Evidence Rating Level: 1 (Excellent)
Study Rundown: Osteoporosis results in bone weakness and increased susceptibility to fractures. By the standard definition, almost 20% of United States female adults older than age 50 years were estimated to have osteoporosis in 2018, up from 14% a decade earlier, along with more than 4% of males in this age group. However, there is a gap in knowledge as to understanding the treatments to prevent fractures in those with low bone mass or osteoporosis. Overall, this study found that bisphosphonates, denosumab, abaloparatide, teriparatide, and romosozumab significantly reduced clinical fractures and radiographic vertebral fractures for more than two years. This study was limited by few studies that examined participants with low bone mass, males, or Black-identifying persons, sequential therapy, or treatment beyond three years. Nevertheless, these study’s findings are significant, as they demonstrate that several medications significantly reduced clinical fractures in postmenopausal females with osteoporosis. However, some medications may increase withdrawals due to adverse effects.

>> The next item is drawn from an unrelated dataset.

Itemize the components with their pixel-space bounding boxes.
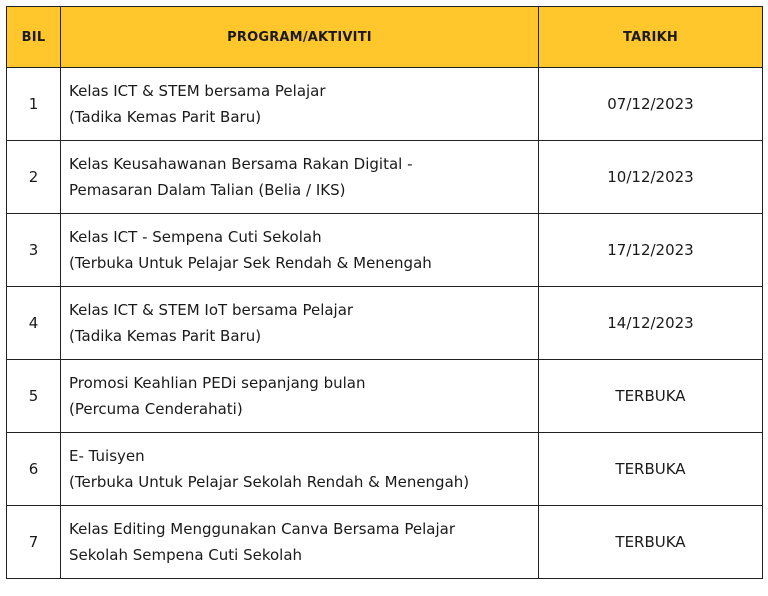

In-Depth [meta-analysis]: This living systematic review and network meta-analysis included English-language randomized controlled trials (RCTs) in female or male adults with low bone mass or osteoporosis not due to a secondary cause (for example, glucocorticoid therapy) comparing one or more pharmacologic interventions of interest to each other or placebo. Included interventions were bisphosphonates (alendronate, ibandronate, risedronate, and zoledronate), parathyroid hormones (PTHs; abaloparatide and teriparatide), receptor activator of nuclear factor κB ligand inhibitors (denosumab), selective estrogen receptor modulators (SERMs; raloxifene and bazedoxifene), and sclerostin inhibitors (romosozumab). Also included in the review were RCTs reporting fractures as efficacy outcomes (rather than safety outcomes) with 12 months or more of follow-up. The primary outcome measured was study characteristics and outcomes data, including hip, vertebral (clinical or radiological), clinical nonvertebral (symptomatic fractures at sites beyond the vertebrae, which typically excluded minor fractures such as those of the digits), and any clinical fractures (a composite of clinical vertebral and nonvertebral fractures). Outcomes in the primary analysis were assessed via pairwise meta-analyses using a random effects model. Based on the primary analysis, bisphosphonates and denosumab reduced hip, clinical, and radiographic clinical fractures in postmenopausal female adults with osteoporosis. Bisphosphonates for 36 months or more were found to increase the risk for atypical femoral fractures and osteonecrosis of the jaw, but the absolute risks were low. Abaloparatide and teriparatide reduced clinical and radiographic vertebral fractures but increased the risk for withdrawals due to adverse events. Overall, this study found that several medications, including bisphosphonates, denosumab, abaloparatide, teriparatide, and romosozumab reduced clinical fractures in postmenopausal female adults with osteoporosis.